Kojin Karatani - Biography

Biography

Karatani was educated at University of Tokyo where he took a BA degree in economics and an MA in English literature. The Gunzō Literary Prize, which he received at the age of 27 for an essay on Natsume Sōseki, was the first critical acclaim as a literary critic. While teaching at Hosei University, Tokyo, he wrote extensively about modernity and postmodernity with a particular focus on language, number, and money, concepts which form the subtitle of one of his central books: Architecture as Metaphor.

In 1975, he was invited to Yale University to teach Japanese literature as a Visiting Professor, where he met Paul de Man and Fredric Jameson and began to work on formalism. Starting from a study of Natsume Sōseki, the variety of the subjects examined by Karatani became so wide that he earned the nickname The Thinking Machine.

Karatani collaborated with novelist Kenji Nakagami to whom he introduced the works of Faulkner. With Nakagami, he published Kobayashi Hideo o koete (Overcoming Kobayashi Hideo). The title is an ironic reference to “Kindai no chokoku” (Overcoming Modernity), a symposium held in the summer of 1942 at Kyoto Imperial University (now Kyoto University) at which Hideo Kobayashi (whom Karatani and Nakagami did not hold in great esteem) was a participant.
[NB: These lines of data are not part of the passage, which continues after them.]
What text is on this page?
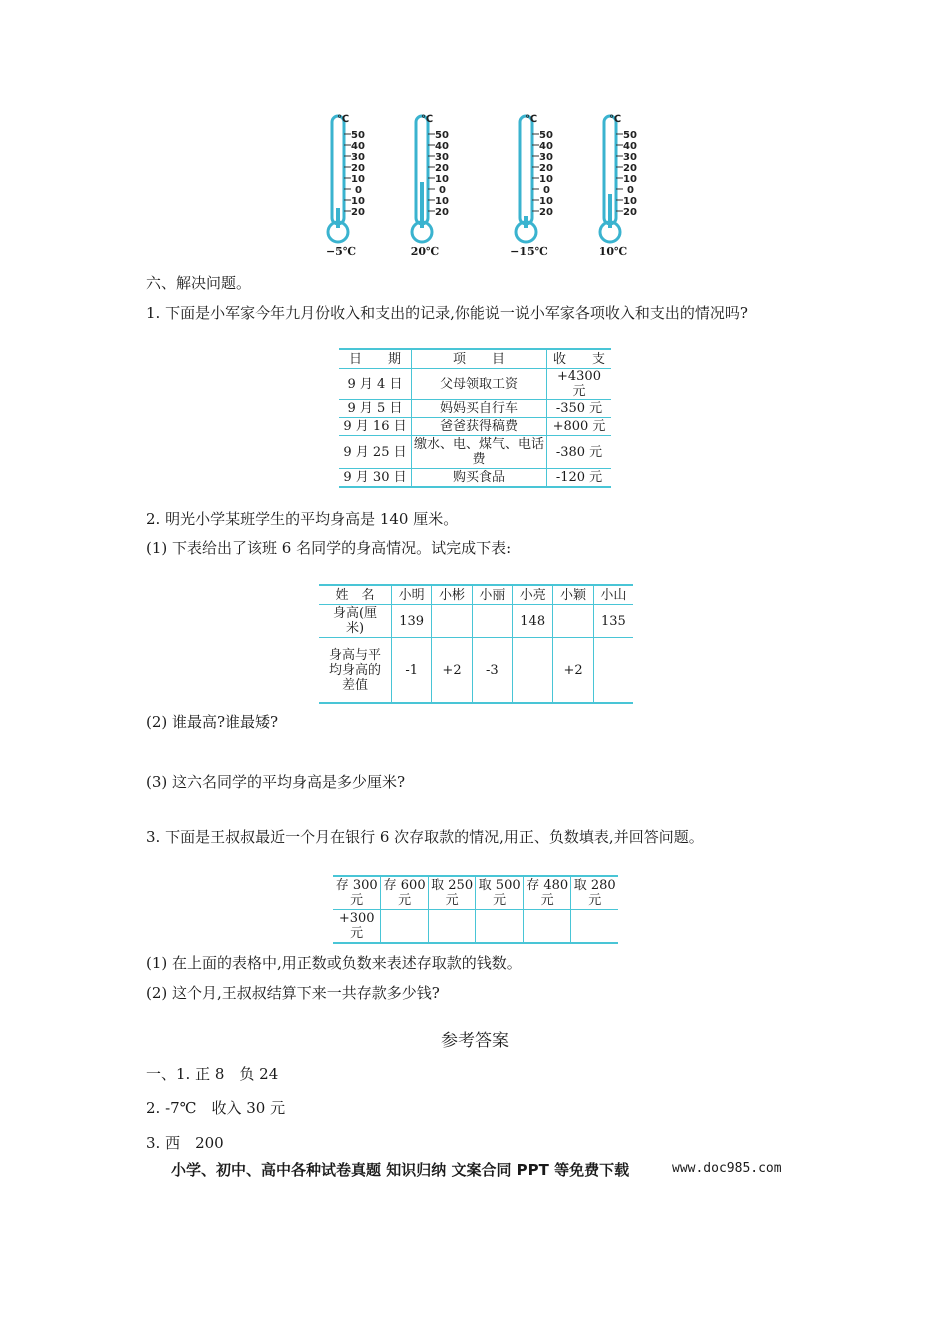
℃
50
40
30
20
10
0
10
20
−5℃
℃
50
40
30
20
10
0
10
20
20℃
℃
50
40
30
20
10
0
10
20
−15℃
℃
50
40
30
20
10
0
10
20
10℃
六、解决问题。
1. 下面是小军家今年九月份收入和支出的记录,你能说一说小军家各项收入和支出的情况吗?
日　　期	项　　目	收　　支
9 月 4 日	父母领取工资	+4300 元
9 月 5 日	妈妈买自行车	-350 元
9 月 16 日	爸爸获得稿费	+800 元
9 月 25 日	缴水、电、煤气、电话费	-380 元
9 月 30 日	购买食品	-120 元
2. 明光小学某班学生的平均身高是 140 厘米。
(1) 下表给出了该班 6 名同学的身高情况。试完成下表:
姓　名	小明	小彬	小丽	小亮	小颖	小山
身高(厘米)	139			148		135
身高与平均身高的差值	-1	+2	-3		+2	
(2) 谁最高?谁最矮?
(3) 这六名同学的平均身高是多少厘米?
3. 下面是王叔叔最近一个月在银行 6 次存取款的情况,用正、负数填表,并回答问题。
存 300 元	存 600 元	取 250 元	取 500 元	存 480 元	取 280 元
+300 元					
(1) 在上面的表格中,用正数或负数来表述存取款的钱数。
(2) 这个月,王叔叔结算下来一共存款多少钱?
参考答案
一、1. 正 8　负 24
2. -7℃　收入 30 元
3. 西　200
小学、初中、高中各种试卷真题 知识归纳 文案合同 PPT 等免费下载	www.doc985.com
He was also a regular member of ANY, the international architects' conference which was held annually for the last decade of the 20th century and which also published an architectural/philosophical series with Rizzoli under the general heading of Anyone.

Since 1990, Karatani has been regularly teaching at Columbia University as a Visiting Professor.

Karatani founded the New Associationist Movement (NAM) in Japan in the summer of 2000. NAM was conceived as a counter–capitalist/nation-state association, inspired by the experiment of LETS (Local Exchange Trading Systems, based on non-marketed currency). He was also the co-editor, with Akira Asada, of the Japanese quarterly journal, Hihyōkūkan (Critical Space), until it ended in 2002.

In 2006, Karatani retired from the chair of the International Center for Human Sciences at Kinki University, Osaka, where he had been teaching.